Dad memandang kehidupan dan segala sesuatunya dengan sudut pandang yang berbeda dari kebanyakan orang. Agak sulit menjelaskannya, pokoknya ia berbeda. Dad teramat menyayangiku, bahkan mungkin melebihi cinta Mom padaku. Begitu ia menyusul ibuku ke alam baka beberapa dekade yang lalu, perasaan kehilangan itu tak terelakkan. Sorot mata Dad yang meski dingin namun berlawanan dengan kasih yang dimilikinya terus bermain-main di benakku dan tak pernah benar-benar meninggalkanku.

Hingga aku melihatnya. Pemuda berambut cokelat ikal itu.

Enrique.

Sejak pertama melihat sorot matanya, pikiranku langsung melayang pada ayahku, dan hatiku—tanpa perintah dan entah mengapa—seolah memiliki magnet yang terus-menerus menarikku ke dekatnya. Sebagian besar diriku menginginkannya; menginginkan diriku untuk terus berada di dekatnya. Yang membuatku sadar bahwa aku sudah jatuh hati... adalah ketika aku tahu bahwa hasratku akan darahnya tidak ada artinya dibanding hasratku memilikinya. Atau setidaknya, hanya berdekatan dengannya.

Aku mencintainya, cukup dalam untuk membuatku menginginkan kebahagiaannya. Itulah mengapa ia tak mengenalku, bahkan sampai sekarang. Aku tak boleh ada dalam hidupnya, karena kehadiranku dipastikan akan mengacaubalaukan dunianya, kebahagiaannya...

Setelah pertemuan pertama di hutan itu, aku mencoba mengikuti Enrique yang membawa potongan-potongan kayu ke rumahnya. Rumahnya begitu mungil. Aku memperhatikan keluarganya melalui jendela; seorang istri yang lemah lembut serta seorang bocah laki-laki berumur sekitar 3 tahun yang mewarisi warna mata ayahnya, biru. Tanpa perlu melihat dua kali pun aku sudah menyadari keharmonisan keluarganya.

Itulah mengapa ia tak mengenalku. Itulah mengapa aku tak pernah muncul di hadapannya. Itulah alasanku menolak ikut berburu singa gunung. Tentu saja bukan karena buku—siapapun tahu aku tak menyukai buku, bahkan Tanya kelihatannya sedikit curiga padaku sejak aku secara misterius mulai terobsesi pada buku-buku legenda aneh.

Itulah alasannya.

Aku tak ingin mengusik kebahagiaannya, terlepas dari retakan di hatiku yang mulai tercipta oleh kesadaran bahwa aku takkan pernah memilikinya. Aku ingin melihatnya bahagia. Meskipun aku harus puas hanya dengan melihat dari kejauhan.

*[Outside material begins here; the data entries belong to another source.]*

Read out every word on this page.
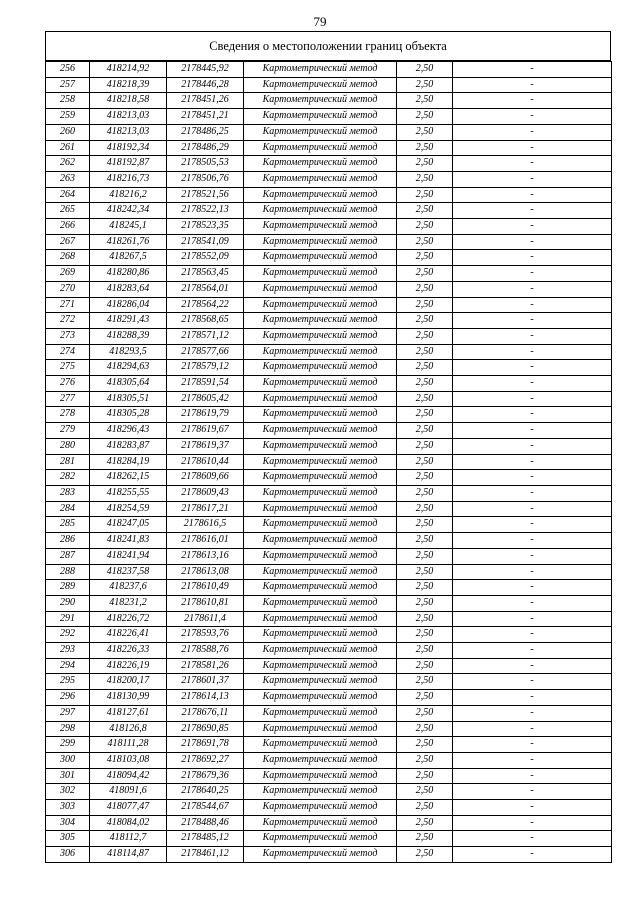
79
Сведения о местоположении границ объекта
256	418214,92	2178445,92	Картометрический метод	2,50	-
257	418218,39	2178446,28	Картометрический метод	2,50	-
258	418218,58	2178451,26	Картометрический метод	2,50	-
259	418213,03	2178451,21	Картометрический метод	2,50	-
260	418213,03	2178486,25	Картометрический метод	2,50	-
261	418192,34	2178486,29	Картометрический метод	2,50	-
262	418192,87	2178505,53	Картометрический метод	2,50	-
263	418216,73	2178506,76	Картометрический метод	2,50	-
264	418216,2	2178521,56	Картометрический метод	2,50	-
265	418242,34	2178522,13	Картометрический метод	2,50	-
266	418245,1	2178523,35	Картометрический метод	2,50	-
267	418261,76	2178541,09	Картометрический метод	2,50	-
268	418267,5	2178552,09	Картометрический метод	2,50	-
269	418280,86	2178563,45	Картометрический метод	2,50	-
270	418283,64	2178564,01	Картометрический метод	2,50	-
271	418286,04	2178564,22	Картометрический метод	2,50	-
272	418291,43	2178568,65	Картометрический метод	2,50	-
273	418288,39	2178571,12	Картометрический метод	2,50	-
274	418293,5	2178577,66	Картометрический метод	2,50	-
275	418294,63	2178579,12	Картометрический метод	2,50	-
276	418305,64	2178591,54	Картометрический метод	2,50	-
277	418305,51	2178605,42	Картометрический метод	2,50	-
278	418305,28	2178619,79	Картометрический метод	2,50	-
279	418296,43	2178619,67	Картометрический метод	2,50	-
280	418283,87	2178619,37	Картометрический метод	2,50	-
281	418284,19	2178610,44	Картометрический метод	2,50	-
282	418262,15	2178609,66	Картометрический метод	2,50	-
283	418255,55	2178609,43	Картометрический метод	2,50	-
284	418254,59	2178617,21	Картометрический метод	2,50	-
285	418247,05	2178616,5	Картометрический метод	2,50	-
286	418241,83	2178616,01	Картометрический метод	2,50	-
287	418241,94	2178613,16	Картометрический метод	2,50	-
288	418237,58	2178613,08	Картометрический метод	2,50	-
289	418237,6	2178610,49	Картометрический метод	2,50	-
290	418231,2	2178610,81	Картометрический метод	2,50	-
291	418226,72	2178611,4	Картометрический метод	2,50	-
292	418226,41	2178593,76	Картометрический метод	2,50	-
293	418226,33	2178588,76	Картометрический метод	2,50	-
294	418226,19	2178581,26	Картометрический метод	2,50	-
295	418200,17	2178601,37	Картометрический метод	2,50	-
296	418130,99	2178614,13	Картометрический метод	2,50	-
297	418127,61	2178676,11	Картометрический метод	2,50	-
298	418126,8	2178690,85	Картометрический метод	2,50	-
299	418111,28	2178691,78	Картометрический метод	2,50	-
300	418103,08	2178692,27	Картометрический метод	2,50	-
301	418094,42	2178679,36	Картометрический метод	2,50	-
302	418091,6	2178640,25	Картометрический метод	2,50	-
303	418077,47	2178544,67	Картометрический метод	2,50	-
304	418084,02	2178488,46	Картометрический метод	2,50	-
305	418112,7	2178485,12	Картометрический метод	2,50	-
306	418114,87	2178461,12	Картометрический метод	2,50	-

Kuikuti langkahnya yang mulai mengarah ke rumah, seperti kebiasaanku sejak aku jatuh hati padanya. Ia masuk ke rumah dengan agak tergesa, meski matahari belum lama tak terlihat di langit. Aku mengitari rumah untuk mengintip dari jendela yang mengarah ke kamarnya, tahu bahwa ia akan masuk ke kamar.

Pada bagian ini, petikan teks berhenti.